Abu Dhabi is the largest of the seven Emirates and the Federal capital of the UAE. It occupies an area of 26,000 square miles. Its long coastline - the shallow waters of the Southern Persian Gulf, extending from the base of the Qatar Peninsula in the west to the border of the emirate of Dubai on the north east, was once the world's best waters for pearling. When the pearling industry declined, oil discovery in the offshore oilfields of the Southern Persian Gulf revived the economy of Abu Dhabi. Abu Dhabi was also the first emirate to export oil from the Umm Shaif offshore field in 1962. On the land, it stretches south to the oases of Liwa where some of the world’s largest sand dunes can be found , and east to the ancient oasis of Al Ain. This makes Abu Dhabi the largest as well as the most populated of all the emirates.

The rise of British naval power in the Persian Gulf in the mid-18th century coincided with the rise of two important tribal confederations along the coast of the lower Gulf. These were the Qawasim, whose descendants now rule Sharjah and Ras al-Khaimah, and the Bani Yas, whose descendants are now the ruling families of modern Abu Dhabi and Dubai.

The Bani Yas were originally based in Liwa, an oasis on the edge of the Empty Quarter desert, but moved to Abu Dhabi in 1793. They engaged in the traditional Bedouin activities of camel herding, small-scale agriculture, tribal raiding and extracting protection money from caravans passing through their territory.
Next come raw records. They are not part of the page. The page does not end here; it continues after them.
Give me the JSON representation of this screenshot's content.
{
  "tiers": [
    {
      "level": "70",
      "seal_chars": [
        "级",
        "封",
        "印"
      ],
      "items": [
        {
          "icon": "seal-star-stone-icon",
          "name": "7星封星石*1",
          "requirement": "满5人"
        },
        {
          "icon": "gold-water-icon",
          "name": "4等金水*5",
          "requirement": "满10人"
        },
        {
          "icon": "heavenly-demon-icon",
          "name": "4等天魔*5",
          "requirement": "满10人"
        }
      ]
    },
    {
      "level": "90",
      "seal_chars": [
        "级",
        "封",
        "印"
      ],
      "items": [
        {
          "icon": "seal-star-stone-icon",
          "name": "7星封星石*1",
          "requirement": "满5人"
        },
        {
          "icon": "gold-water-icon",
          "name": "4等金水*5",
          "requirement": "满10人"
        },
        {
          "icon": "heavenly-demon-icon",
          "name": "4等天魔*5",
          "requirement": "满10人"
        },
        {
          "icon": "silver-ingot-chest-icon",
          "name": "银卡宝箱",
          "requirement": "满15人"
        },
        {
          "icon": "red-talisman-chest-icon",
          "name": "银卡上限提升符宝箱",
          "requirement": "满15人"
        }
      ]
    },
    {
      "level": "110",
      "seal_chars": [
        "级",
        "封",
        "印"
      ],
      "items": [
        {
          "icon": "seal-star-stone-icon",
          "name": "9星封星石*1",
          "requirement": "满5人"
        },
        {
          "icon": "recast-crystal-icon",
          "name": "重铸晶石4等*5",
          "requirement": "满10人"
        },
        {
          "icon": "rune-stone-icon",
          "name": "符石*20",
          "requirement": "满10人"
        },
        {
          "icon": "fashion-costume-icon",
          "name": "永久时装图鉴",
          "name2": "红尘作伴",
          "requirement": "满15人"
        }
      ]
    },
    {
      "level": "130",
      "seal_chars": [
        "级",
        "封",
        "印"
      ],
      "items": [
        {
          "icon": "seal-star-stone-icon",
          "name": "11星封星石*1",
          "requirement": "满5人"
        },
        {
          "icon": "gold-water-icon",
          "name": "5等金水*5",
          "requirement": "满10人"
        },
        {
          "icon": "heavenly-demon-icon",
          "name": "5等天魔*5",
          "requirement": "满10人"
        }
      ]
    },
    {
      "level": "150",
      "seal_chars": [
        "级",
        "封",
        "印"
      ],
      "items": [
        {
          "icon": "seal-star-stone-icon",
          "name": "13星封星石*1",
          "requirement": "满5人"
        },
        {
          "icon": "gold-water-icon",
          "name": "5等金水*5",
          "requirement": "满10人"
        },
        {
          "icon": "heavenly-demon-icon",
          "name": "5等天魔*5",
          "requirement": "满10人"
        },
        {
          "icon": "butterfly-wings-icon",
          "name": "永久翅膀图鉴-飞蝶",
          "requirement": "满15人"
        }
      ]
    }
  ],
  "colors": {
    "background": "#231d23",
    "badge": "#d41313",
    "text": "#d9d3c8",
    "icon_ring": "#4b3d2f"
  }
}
The Bani Yas divided into two main branches in the early 19th century when Dubai split from Abu Dhabi.

After the collapse of the world pearl market in the early 20th century, the entire coast was plunged into abject poverty. In 1939, Sheikh Shakhbut, the ruler of Abu Dhabi, granted the first of several oil concessions on his territory. It was not until 1958, however, that oil was found in the emirate. With a population at the time of only 15,000, Abu Dhabi was on its way to becoming very rich.

Britain's 1968 announcement that it would leave the Persian Gulf in 1971 came as a shock to most of the ruling sheikhs. Negotiations eventually resulted in independence for Bahrain and Qatar and the creation of a new federal nation: the United Arab Emirates. The UAE, with Abu Dhabi as its capital, came into existence on 2 December 1971. When oil revenue started pouring in, the reed and mud-brick huts were rapidly replaced by banks and boutiques.

Abu Dhabi Picture

In recent years, the settlement has spread to occupy virtually all of Abu Dhabi island. It's been remodelled in less than 40 years to become the classic Arabian petrodollar city, a wealthy metropolis filled with gardens and tall mirror-glassed buildings.